Heute ist Tag der Endometriose. Verena Nabert, wurde in diesem Jahr zwei Mal bei uns an ihrer Endometriose operiert und erzählt, wie es ist, mit dieser Krankheit zu leben.
Stand: 29. September 2022
Was Endometriose ist und welche Auswirkungen diese Krankheit auf Frauen haben kann, erklären Prof. Dr. med. Hermann Hertel, Leitender Oberarzt & Bereichsleitung Allgemeine und Operative Gynäkologie und Dr. Jens Hachenberg, Facharzt für Gynäkologie in unserer Frauenklinik im Interview.
Herr Prof. Hertel, was genau ist Endometriose und wie entsteht die Krankheit?
Prof. Dr. med.

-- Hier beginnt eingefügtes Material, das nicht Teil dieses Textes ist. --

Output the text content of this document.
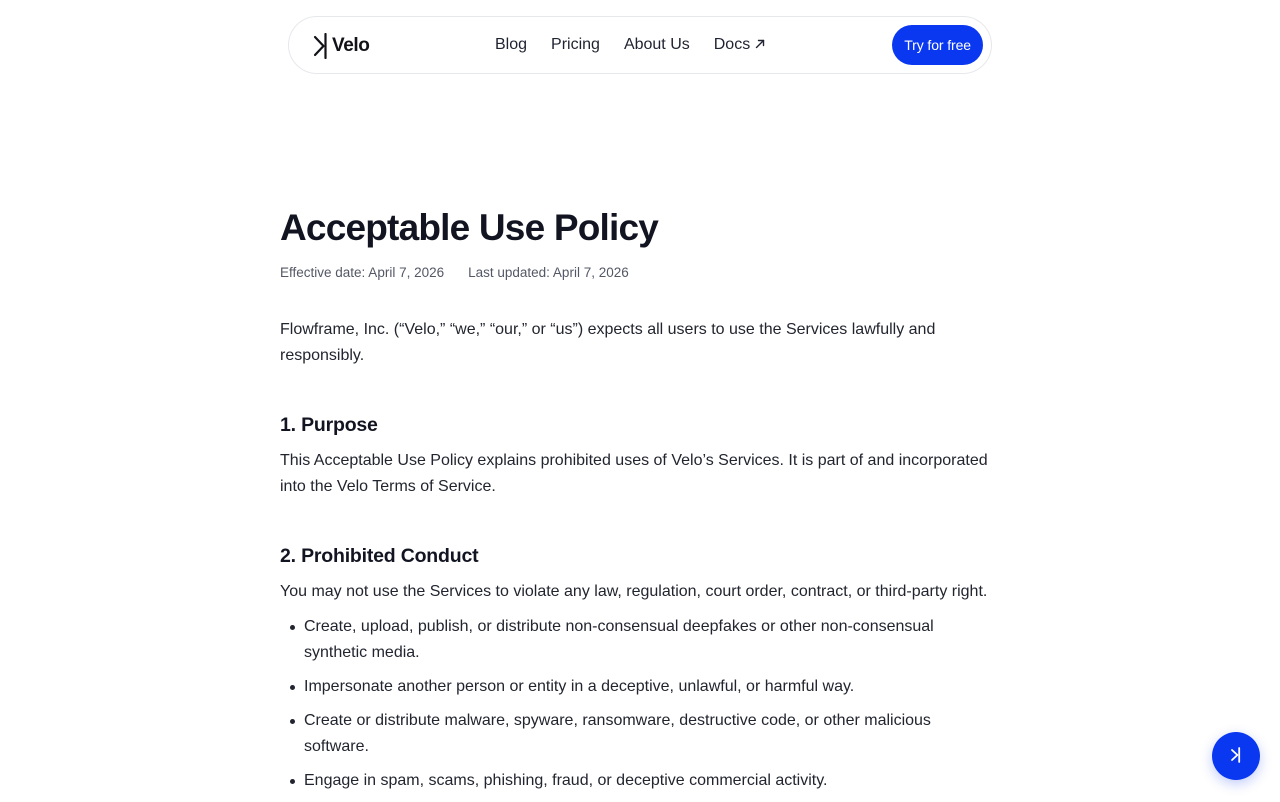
Velo	Blog Pricing About Us Docs	Try for free
Acceptable Use Policy
Effective date: April 7, 2026 Last updated: April 7, 2026

Flowframe, Inc. (“Velo,” “we,” “our,” or “us”) expects all users to use the Services lawfully and responsibly.

1. Purpose

This Acceptable Use Policy explains prohibited uses of Velo’s Services. It is part of and incorporated into the Velo Terms of Service.

2. Prohibited Conduct

You may not use the Services to violate any law, regulation, court order, contract, or third-party right.

Create, upload, publish, or distribute non-consensual deepfakes or other non-consensual synthetic media.
Impersonate another person or entity in a deceptive, unlawful, or harmful way.
Create or distribute malware, spyware, ransomware, destructive code, or other malicious software.
Engage in spam, scams, phishing, fraud, or deceptive commercial activity.
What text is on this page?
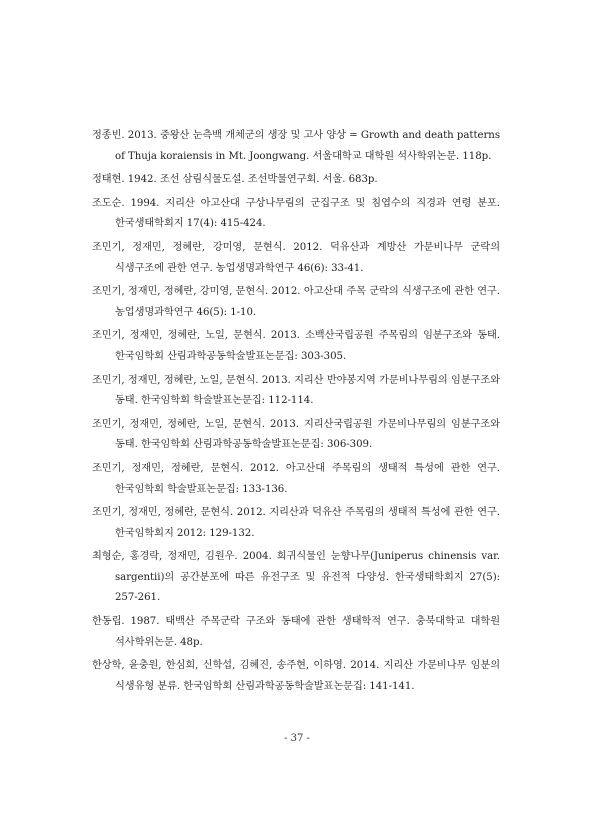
정종빈. 2013. 중왕산 눈측백 개체군의 생장 및 고사 양상 = Growth and death patterns of Thuja koraiensis in Mt. Joongwang. 서울대학교 대학원 석사학위논문. 118p.
정태현. 1942. 조선 삼림식물도설. 조선박물연구회. 서울. 683p.
조도순. 1994. 지리산 아고산대 구상나무림의 군집구조 및 침엽수의 직경과 연령 분포. 한국생태학회지 17(4): 415-424.
조민기, 정재민, 정혜란, 강미영, 문현식. 2012. 덕유산과 계방산 가문비나무 군락의 식생구조에 관한 연구. 농업생명과학연구 46(6): 33-41.
조민기, 정재민, 정혜란, 강미영, 문현식. 2012. 아고산대 주목 군락의 식생구조에 관한 연구. 농업생명과학연구 46(5): 1-10.
조민기, 정재민, 정혜란, 노일, 문현식. 2013. 소백산국립공원 주목림의 임분구조와 동태. 한국임학회 산림과학공동학술발표논문집: 303-305.
조민기, 정재민, 정혜란, 노일, 문현식. 2013. 지리산 반야봉지역 가문비나무림의 임분구조와 동태. 한국임학회 학술발표논문집: 112-114.
조민기, 정재민, 정혜란, 노일, 문현식. 2013. 지리산국립공원 가문비나무림의 임분구조와 동태. 한국임학회 산림과학공동학술발표논문집: 306-309.
조민기, 정재민, 정혜란, 문현식. 2012. 아고산대 주목림의 생태적 특성에 관한 연구. 한국임학회 학술발표논문집: 133-136.
조민기, 정재민, 정혜란, 문현식. 2012. 지리산과 덕유산 주목림의 생태적 특성에 관한 연구. 한국임학회지 2012: 129-132.
최형순, 홍경락, 정재민, 김원우. 2004. 희귀식물인 눈향나무(Juniperus chinensis var. sargentii)의 공간분포에 따른 유전구조 및 유전적 다양성. 한국생태학회지 27(5): 257-261.
한동립. 1987. 태백산 주목군락 구조와 동태에 관한 생태학적 연구. 충북대학교 대학원 석사학위논문. 48p.
한상학, 윤충원, 한심희, 신학섭, 김혜진, 송주현, 이하영. 2014. 지리산 가문비나무 임분의 식생유형 분류. 한국임학회 산림과학공동학술발표논문집: 141-141.
- 37 -
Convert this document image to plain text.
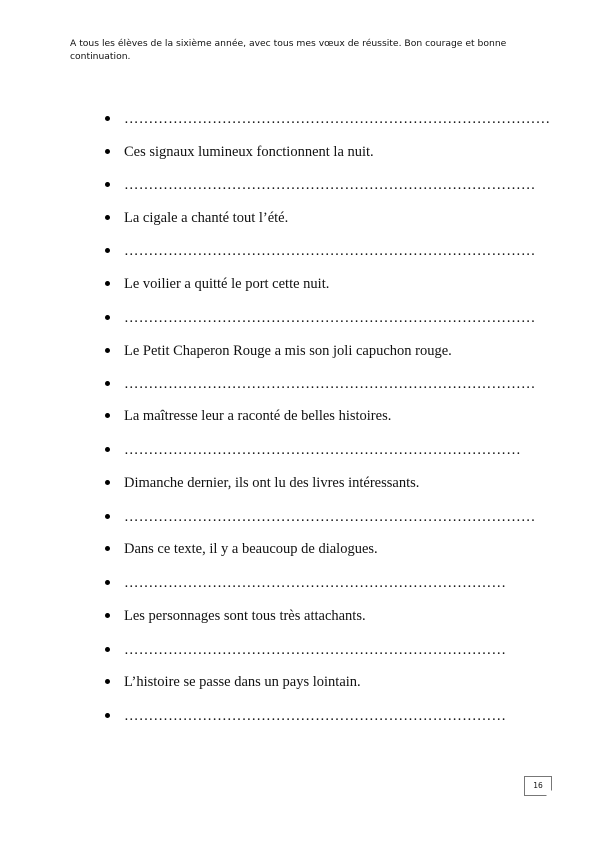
A tous les élèves de la sixième année, avec tous mes vœux de réussite. Bon courage et bonne
continuation.
……………………………………………………………………………
Ces signaux lumineux fonctionnent la nuit.
…………………………………………………………………………
La cigale a chanté tout l’été.
…………………………………………………………………………
Le voilier a quitté le port cette nuit.
…………………………………………………………………………
Le Petit Chaperon Rouge a mis son joli capuchon rouge.
…………………………………………………………………………
La maîtresse leur a raconté de belles histoires.
………………………………………………………………………
Dimanche dernier, ils ont lu des livres intéressants.
…………………………………………………………………………
Dans ce texte, il y a beaucoup de dialogues.
……………………………………………………………………
Les personnages sont tous très attachants.
……………………………………………………………………
L’histoire se passe dans un pays lointain.
……………………………………………………………………
16
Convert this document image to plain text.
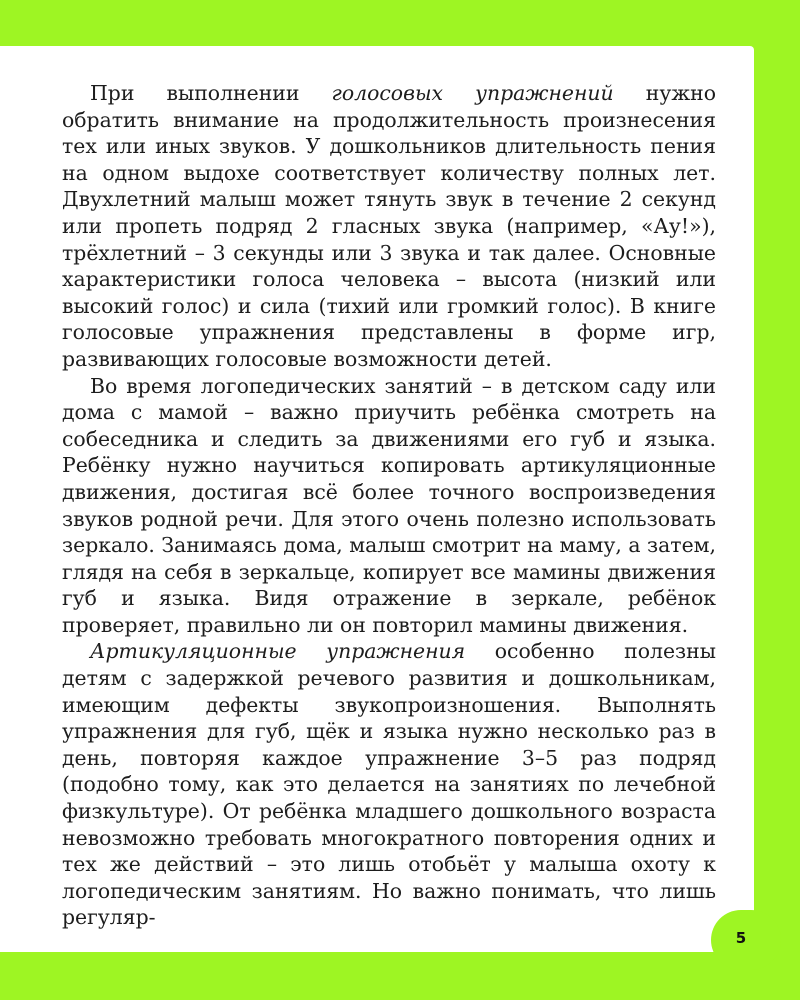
При выполнении голосовых упражнений нужно обратить внимание на продолжительность произнесения тех или иных звуков. У дошкольников длительность пения на одном выдохе соответствует количеству полных лет. Двухлетний малыш может тянуть звук в течение 2 секунд или пропеть подряд 2 гласных звука (например, «Ау!»), трёхлетний – 3 секунды или 3 звука и так далее. Основные характеристики голоса человека – высота (низкий или высокий голос) и сила (тихий или громкий голос). В книге голосовые упражнения представлены в форме игр, развивающих голосовые возможности детей.

Во время логопедических занятий – в детском саду или дома с мамой – важно приучить ребёнка смотреть на собеседника и следить за движениями его губ и языка. Ребёнку нужно научиться копировать артикуляционные движения, достигая всё более точного воспроизведения звуков родной речи. Для этого очень полезно использовать зеркало. Занимаясь дома, малыш смотрит на маму, а затем, глядя на себя в зеркальце, копирует все мамины движения губ и языка. Видя отражение в зеркале, ребёнок проверяет, правильно ли он повторил мамины движения.

Артикуляционные упражнения особенно полезны детям с задержкой речевого развития и дошкольникам, имеющим дефекты звукопроизношения. Выполнять упражнения для губ, щёк и языка нужно несколько раз в день, повторяя каждое упражнение 3–5 раз подряд (подобно тому, как это делается на занятиях по лечебной физкультуре). От ребёнка младшего дошкольного возраста невозможно требовать многократного повторения одних и тех же действий – это лишь отобьёт у малыша охоту к логопедическим занятиям. Но важно понимать, что лишь регуляр-

5
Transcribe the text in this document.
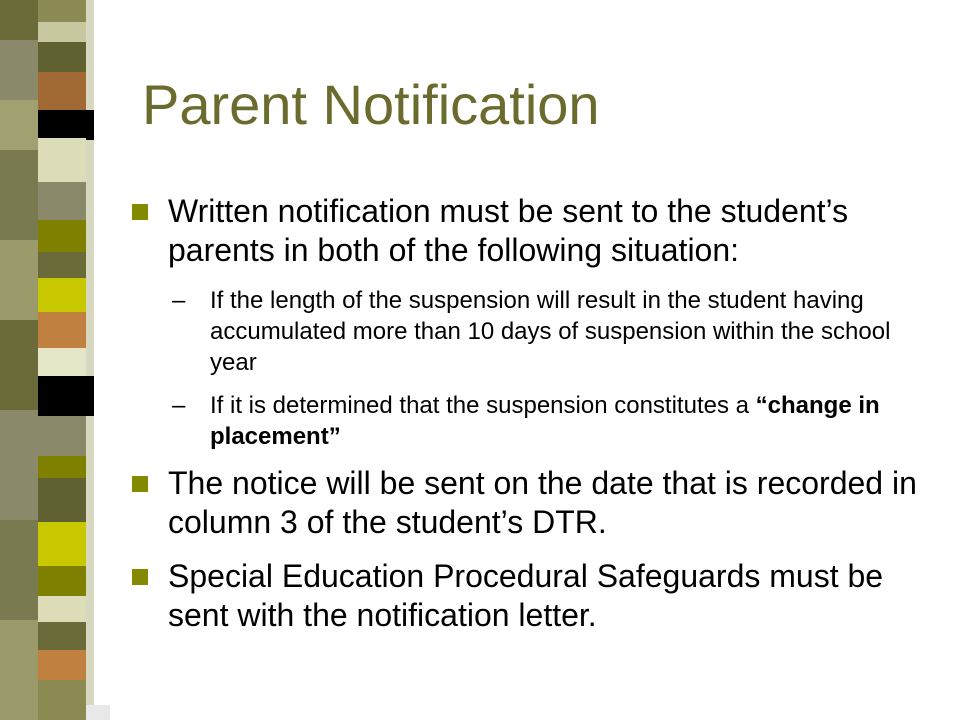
Parent Notification
Written notification must be sent to the student’s parents in both of the following situation:
– If the length of the suspension will result in the student having accumulated more than 10 days of suspension within the school year
– If it is determined that the suspension constitutes a “change in placement”
The notice will be sent on the date that is recorded in column 3 of the student’s DTR.
Special Education Procedural Safeguards must be sent with the notification letter.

Hermann Hertel: Endometriose ist eine sehr häufige, gutartige, oft schmerzhafte sowie chronische Erkrankung. Wie oft Endometriose vorkommt ist nicht genau bekannt. In Deutschland geht man aktuell von ca. 2 Millionen betroffenen Frauen und 40.000 Neuerkrankungen pro Jahr aus. Die WHO bezifffert die Menge auf ca. 190 Millionen Frauen weltweit. Allerdings sind diese Zahlen sehr unsicher. Aufgrund der teils sehr unspezifischen Beschwerden dauert es im Mittel sieben bis zehn Jahre bis eine Endometriose diagnostiziert wird. Wegen der steigenden Sensibilisierung für das Thema scheint diese Zahl jedoch glücklicherweise zu sinken. Obwohl Endometriose nicht vererbbar ist, gibt es zudem eine familiäre Häufung.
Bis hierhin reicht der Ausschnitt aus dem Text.